Dale Switzer, the senior director of facilities planning and development for the Grossmont-Cuyamaca Community College District, said the project was completed around $1 million under budget, and that it was perhaps the smoothest operation of all the district’s recent projects. He also said it was the most challenging of the recent Prop. R projects.

“There were so many people that had to be re-located,” Switzer said.

More than 100 college employees had to be moved into roughly 20 modular buildings in the school’s parking lot, which had to be built prior to construction, or moved into an existing building on campus that had been recently vacated, but needed a remodel of its own before it was ready to temporarily house dislocated employees.

People walking into either the Griffin Center or administrative services building today have a hard time believing they are still standing in the existing buildings, Switzer added. So many things were changed, from the addition of windows to improve and increase the amount of natural light to the addition of bike racks and amenities.

“We basically gutted everything on the interior, and expanded it,” Switzer said.

Among other parts of the renovation design, those changes earned each of the two building LEED certifications from the U.S. Green Building Council — LEED Silver for the Student and Administrative Services building and LEED Gold for the Griffin Center. The two buildings are the first LEED-certified projects anywhere in the Grossmont-Cuyamaca Community College District.

A substantial amount of what was gutted was recycled, earning the project LEED points. Certain types of forested material, specifically regarded as more sustainable, were also chosen for many areas where wood was needed, Switzer said. Sustainable or high efficiency glazings, carpets and mechanical and electrical systems were also used and installed.

“When we decided to go for a LEED, we had to look at all those materials, and that was part of our specifications (for the designers), Switzer said.

Designed by Architects Mosher Drew, and with construction led by project manager Gafcon Inc. and general contractor Rudolph and Sletten Inc., the project entailed re-vamping about 48,000 square feet of existing space between the two buildings, and adding 36,000 square feet.
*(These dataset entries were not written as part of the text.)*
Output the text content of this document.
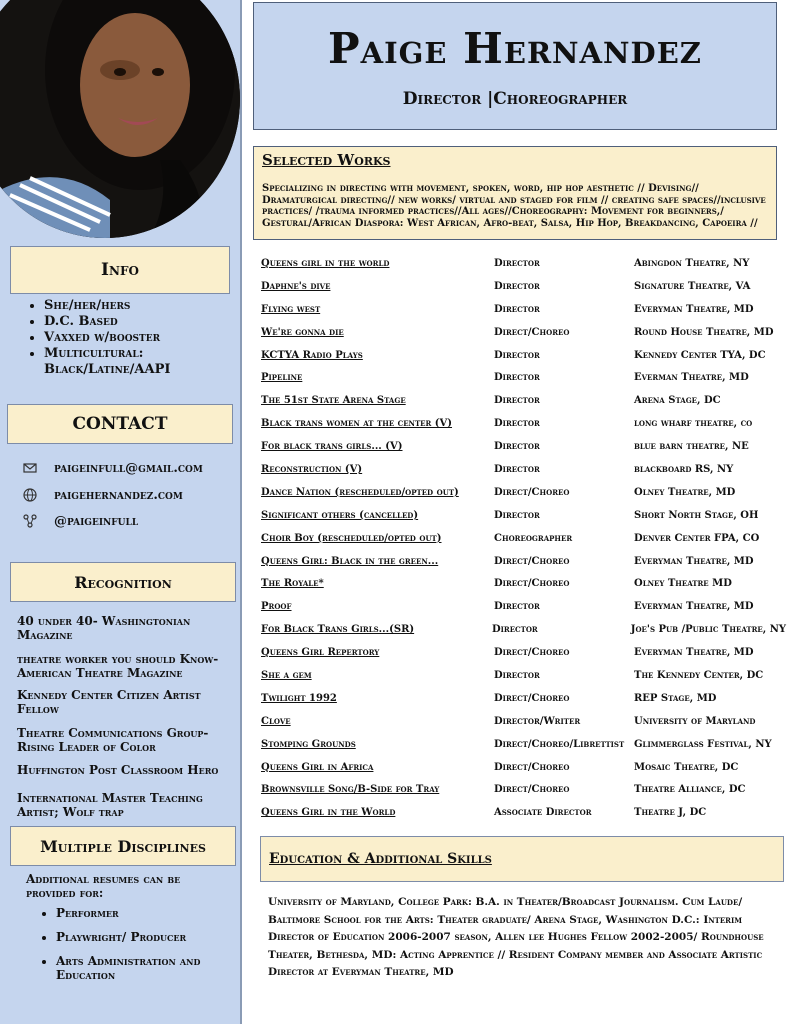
Info
• She/her/hers
• D.C. Based
• Vaxxed w/booster
• Multicultural: Black/Latine/AAPI
CONTACT
paigeinfull@gmail.com
paigehernandez.com
@paigeinfull
Recognition
40 under 40- Washingtonian Magazine
theatre worker you should Know- American Theatre Magazine
Kennedy Center Citizen Artist Fellow
Theatre Communications Group- Rising Leader of Color
Huffington Post Classroom Hero
International Master Teaching Artist; Wolf trap
Multiple Disciplines
Additional resumes can be provided for:
• Performer
• Playwright/ Producer
• Arts Administration and Education
Paige Hernandez
Director |Choreographer
Selected Works
Specializing in directing with movement, spoken, word, hip hop aesthetic // Devising// Dramaturgical directing// new works/ virtual and staged for film // creating safe spaces//inclusive practices/ /trauma informed practices//All ages//Choreography: Movement for beginners,/ Gestural/African Diaspora: West African, Afro-beat, Salsa, Hip Hop, Breakdancing, Capoeira //
Queens girl in the world	Director	Abingdon Theatre, NY
Daphne's dive	Director	Signature Theatre, VA
Flying west	Director	Everyman Theatre, MD
We're gonna die	Direct/Choreo	Round House Theatre, MD
KCTYA Radio Plays	Director	Kennedy Center TYA, DC
Pipeline	Director	Everman Theatre, MD
The 51st State Arena Stage	Director	Arena Stage, DC
Black trans women at the center (V)	Director	long wharf theatre, co
For black trans girls... (V)	Director	blue barn theatre, NE
Reconstruction (V)	Director	blackboard RS, NY
Dance Nation (rescheduled/opted out)	Direct/Choreo	Olney Theatre, MD
Significant others (cancelled)	Director	Short North Stage, OH
Choir Boy (rescheduled/opted out)	Choreographer	Denver Center FPA, CO
Queens Girl: Black in the green...	Direct/Choreo	Everyman Theatre, MD
The Royale*	Direct/Choreo	Olney Theatre MD
Proof	Director	Everyman Theatre, MD
For Black Trans Girls...(SR)	Director	Joe's Pub /Public Theatre, NY
Queens Girl Repertory	Direct/Choreo	Everyman Theatre, MD
She a gem	Director	The Kennedy Center, DC
Twilight 1992	Direct/Choreo	REP Stage, MD
Clove	Director/Writer	University of Maryland
Stomping Grounds	Direct/Choreo/Librettist Glimmerglass Festival, NY
Queens Girl in Africa	Direct/Choreo	Mosaic Theatre, DC
Brownsville Song/B-Side for Tray	Direct/Choreo	Theatre Alliance, DC
Queens Girl in the World	Associate Director	Theatre J, DC
Education & Additional Skills
University of Maryland, College Park: B.A. in Theater/Broadcast Journalism. Cum Laude/ Baltimore School for the Arts: Theater graduate/ Arena Stage, Washington D.C.: Interim Director of Education 2006-2007 season, Allen lee Hughes Fellow 2002-2005/ Roundhouse Theater, Bethesda, MD: Acting Apprentice // Resident Company member and Associate Artistic Director at Everyman Theatre, MD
Expanded by about 16,000 square feet, the new Student Services and Administration building has brought together many services that used to be spread all over campus, said Tim Flood, Grossmont Community College Vice President of Administrative Services.

“What these buildings were able to do was kind of centrally house student support services,” Flood said. “We had also outgrown those, so that’s why the services were kind of dispersed throughout the campus.”
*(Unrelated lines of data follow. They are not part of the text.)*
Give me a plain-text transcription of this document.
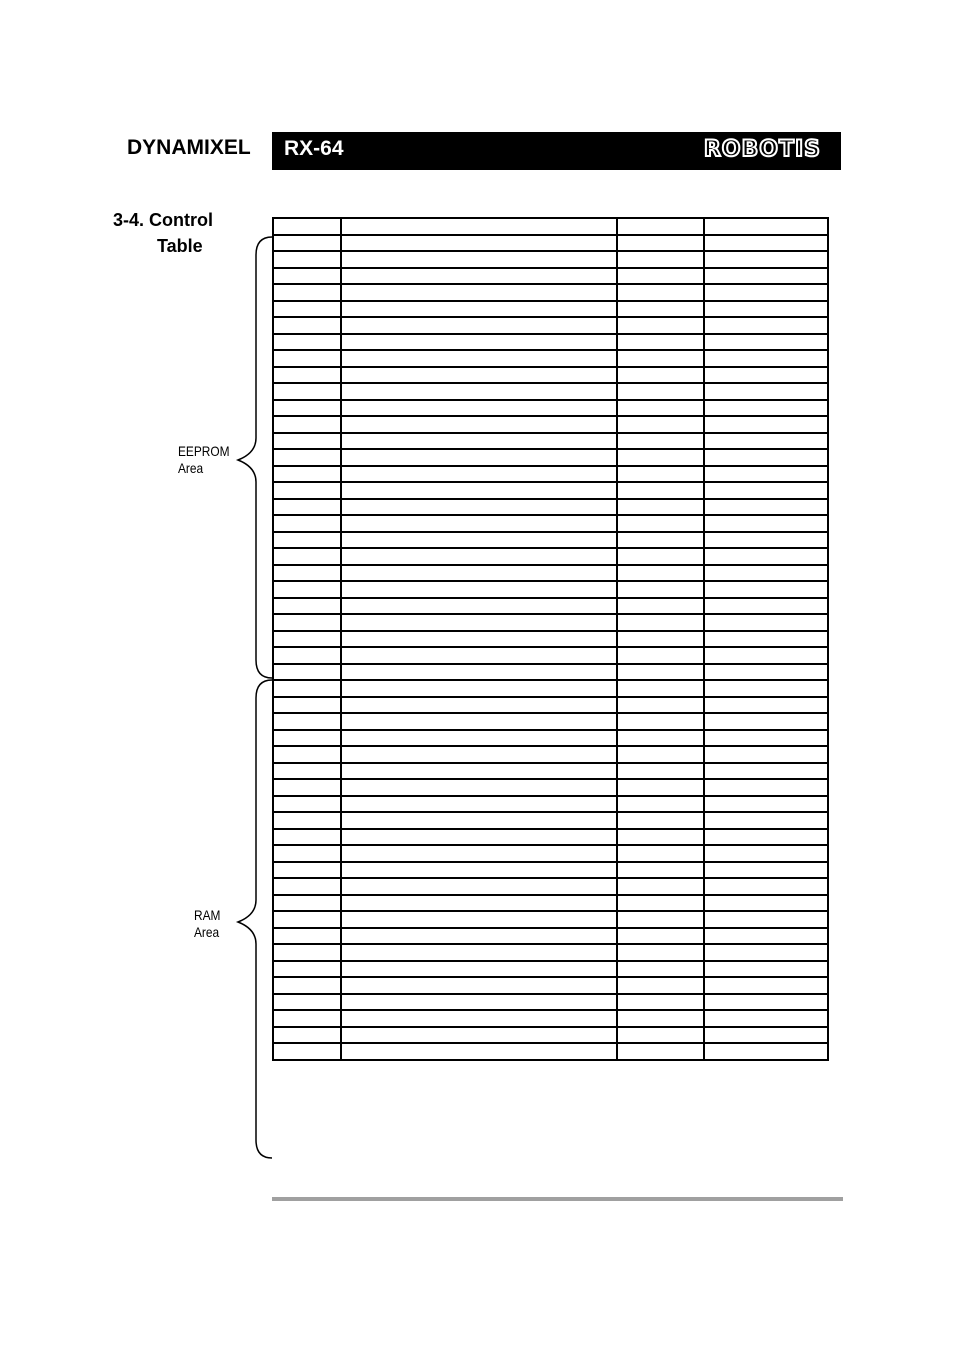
DYNAMIXEL RX-64	ROBOTIS
3-4. Control
Table
EEPROM
Area
RAM
Area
Grossmont College has a student body of around 20,000.

The now 46,734-square-foot Griffin Center, located right next to the administration building, includes meeting rooms for student groups, seating for dining, lounging or study; access to the school’s career center and a lobby with a 10-foot video screen, four food stations, and a mini-market. It’s also home to the offices and work areas of the Associated Students, the culinary arts program, student health services, the career and job placement center and Disabled Student Programs and Services.
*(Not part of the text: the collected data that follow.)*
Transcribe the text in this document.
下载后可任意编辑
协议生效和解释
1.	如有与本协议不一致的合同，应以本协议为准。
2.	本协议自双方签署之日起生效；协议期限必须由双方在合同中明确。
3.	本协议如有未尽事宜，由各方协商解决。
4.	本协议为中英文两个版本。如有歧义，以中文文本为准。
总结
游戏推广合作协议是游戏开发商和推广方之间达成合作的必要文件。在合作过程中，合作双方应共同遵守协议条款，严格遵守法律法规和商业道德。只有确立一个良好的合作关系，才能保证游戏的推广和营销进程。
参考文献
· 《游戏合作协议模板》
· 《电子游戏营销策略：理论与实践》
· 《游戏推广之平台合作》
The most challenging aspect of construction, Switzer said, was coordinating all the construction activities in the middle of such a busy campus, from the delivery of construction materials to the movement of the large construction equipment.

Flood said Proposition R took Grossmont about one-third of the way though the school’s old facilities master plan. The update to the master plan that’s in process now may lead to an initiative in November’s general election to fund other projects the district says are needed still, but the district’s governing board has yet to decide if it will ask that of voters.

“Although we’ve got new buildings on campus, we still have facilities that are over 50 years old, that weren’t touched by the bond measure,” Flood said. “Technology has changed completely from the 60s to where we are now; the infrastructure needs to change, and we need to be able to continue to adapt.”